We hailed them from afar, lifting out to them expecting to help with their burdens of brightness, but the children didn’t answer our hails. They plodded on toward the house, dragging slow feet in the abundant grass.
“What do you suppose has happened?” breathed ‘Chell. “Surely not Eve—”
“Adonday veeah!” murmured David, his eyes intent on the children. “Something’s wrong, but I see Eve.”
“Hi, young ones,” he called cheerfully. “How’s the crop this year?”
The children stopped, huddled together, almost fearfully.
“Look.” Davie pushed his basket at them. Four misshapen failova glowed dully in the basket. No flickering, glittering brightness. No flushing and paling of petals. No crisp, edible sweetness of blossom. Only a dull glow, a sullen winking, an unappetizing crumbling.
“That’s all,” said Davie, his voice choking. “That’s all we could find!” He was scared and outraged—outraged that his world dared to be different from what he had expected—had counted on.

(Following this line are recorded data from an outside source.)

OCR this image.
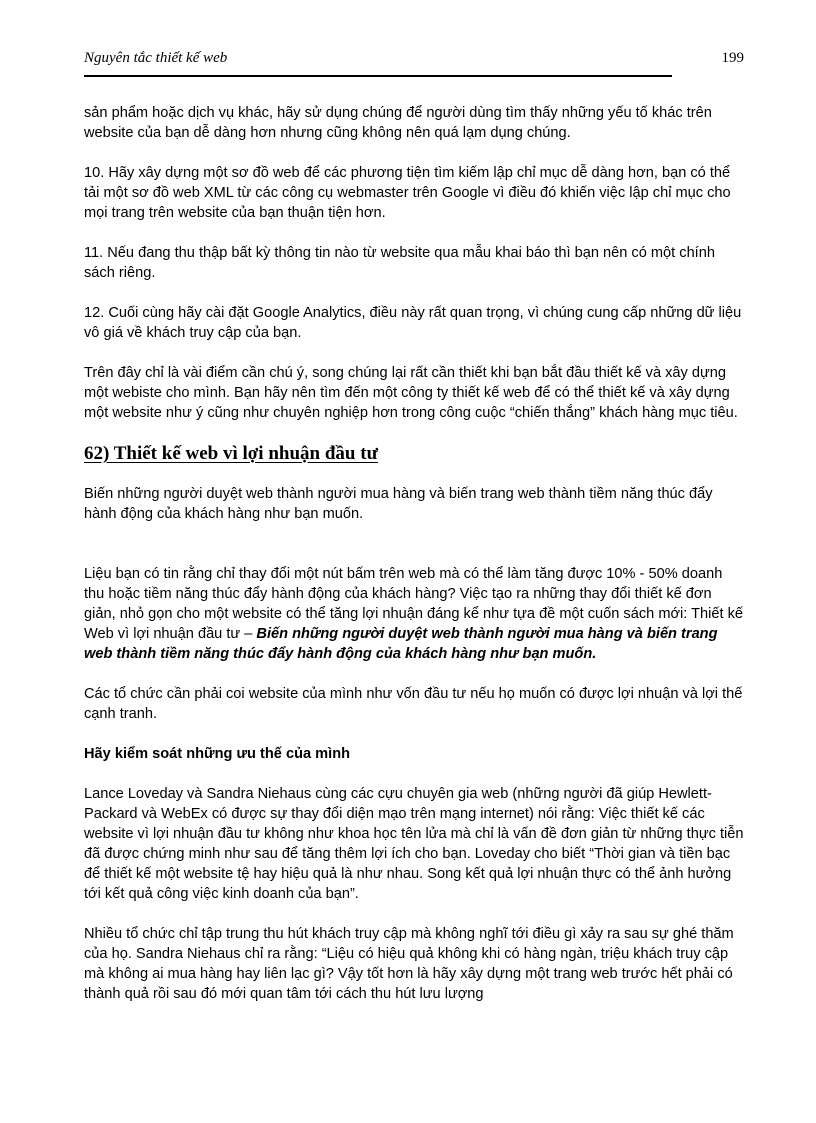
Nguyên tắc thiết kế web	199

sản phẩm hoặc dịch vụ khác, hãy sử dụng chúng để người dùng tìm thấy những yếu tố khác trên website của bạn dễ dàng hơn nhưng cũng không nên quá lạm dụng chúng.

10. Hãy xây dựng một sơ đồ web để các phương tiện tìm kiếm lập chỉ mục dễ dàng hơn, bạn có thể tải một sơ đồ web XML từ các công cụ webmaster trên Google vì điều đó khiến việc lập chỉ mục cho mọi trang trên website của bạn thuận tiện hơn.

11. Nếu đang thu thập bất kỳ thông tin nào từ website qua mẫu khai báo thì bạn nên có một chính sách riêng.

12. Cuối cùng hãy cài đặt Google Analytics, điều này rất quan trọng, vì chúng cung cấp những dữ liệu vô giá về khách truy cập của bạn.

Trên đây chỉ là vài điểm cần chú ý, song chúng lại rất cần thiết khi bạn bắt đầu thiết kế và xây dựng một webiste cho mình. Bạn hãy nên tìm đến một công ty thiết kế web để có thể thiết kế và xây dựng một website như ý cũng như chuyên nghiệp hơn trong công cuộc “chiến thắng” khách hàng mục tiêu.

62) Thiết kế web vì lợi nhuận đầu tư

Biến những người duyệt web thành người mua hàng và biến trang web thành tiềm năng thúc đẩy hành động của khách hàng như bạn muốn.

Liệu bạn có tin rằng chỉ thay đổi một nút bấm trên web mà có thể làm tăng được 10% - 50% doanh thu hoặc tiềm năng thúc đẩy hành động của khách hàng? Việc tạo ra những thay đổi thiết kế đơn giản, nhỏ gọn cho một website có thể tăng lợi nhuận đáng kể như tựa đề một cuốn sách mới: Thiết kế Web vì lợi nhuận đầu tư – Biến những người duyệt web thành người mua hàng và biến trang web thành tiềm năng thúc đẩy hành động của khách hàng như bạn muốn.

Các tổ chức cần phải coi website của mình như vốn đầu tư nếu họ muốn có được lợi nhuận và lợi thế cạnh tranh.

Hãy kiểm soát những ưu thế của mình

Lance Loveday và Sandra Niehaus cùng các cựu chuyên gia web (những người đã giúp Hewlett-Packard và WebEx có được sự thay đổi diện mạo trên mạng internet) nói rằng: Việc thiết kế các website vì lợi nhuận đầu tư không như khoa học tên lửa mà chỉ là vấn đề đơn giản từ những thực tiễn đã được chứng minh như sau để tăng thêm lợi ích cho bạn. Loveday cho biết “Thời gian và tiền bạc để thiết kế một website tệ hay hiệu quả là như nhau. Song kết quả lợi nhuận thực có thể ảnh hưởng tới kết quả công việc kinh doanh của bạn”.

Nhiều tổ chức chỉ tập trung thu hút khách truy cập mà không nghĩ tới điều gì xảy ra sau sự ghé thăm của họ. Sandra Niehaus chỉ ra rằng: “Liệu có hiệu quả không khi có hàng ngàn, triệu khách truy cập mà không ai mua hàng hay liên lạc gì? Vậy tốt hơn là hãy xây dựng một trang web trước hết phải có thành quả rồi sau đó mới quan tâm tới cách thu hút lưu lượng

Eve cried, “No, no! I have one. Look!” Her single
flower was a hard-clenched flahmen bud with only a smudge of light at the tip.
“No failova?” Chell took Davie’s proffered basket. “No flahmen? But they always bloom on Gathering Day. Maybe the buds—”
“No buds,” said Simon, his face painfully white under the brightness of his hair. I glanced at him quickly. He seldom ever got upset over anything. What was there about this puzzling development that was stirring him?
“David!” ‘Chell’s face turned worriedly to him. “What’s wrong? There have always been failova!”
“I know,” said David, fingering Eve’s bud and watching it crumble in his fingers. “Maybe it’s only in the meadows. Maybe there’s plenty in the hills.”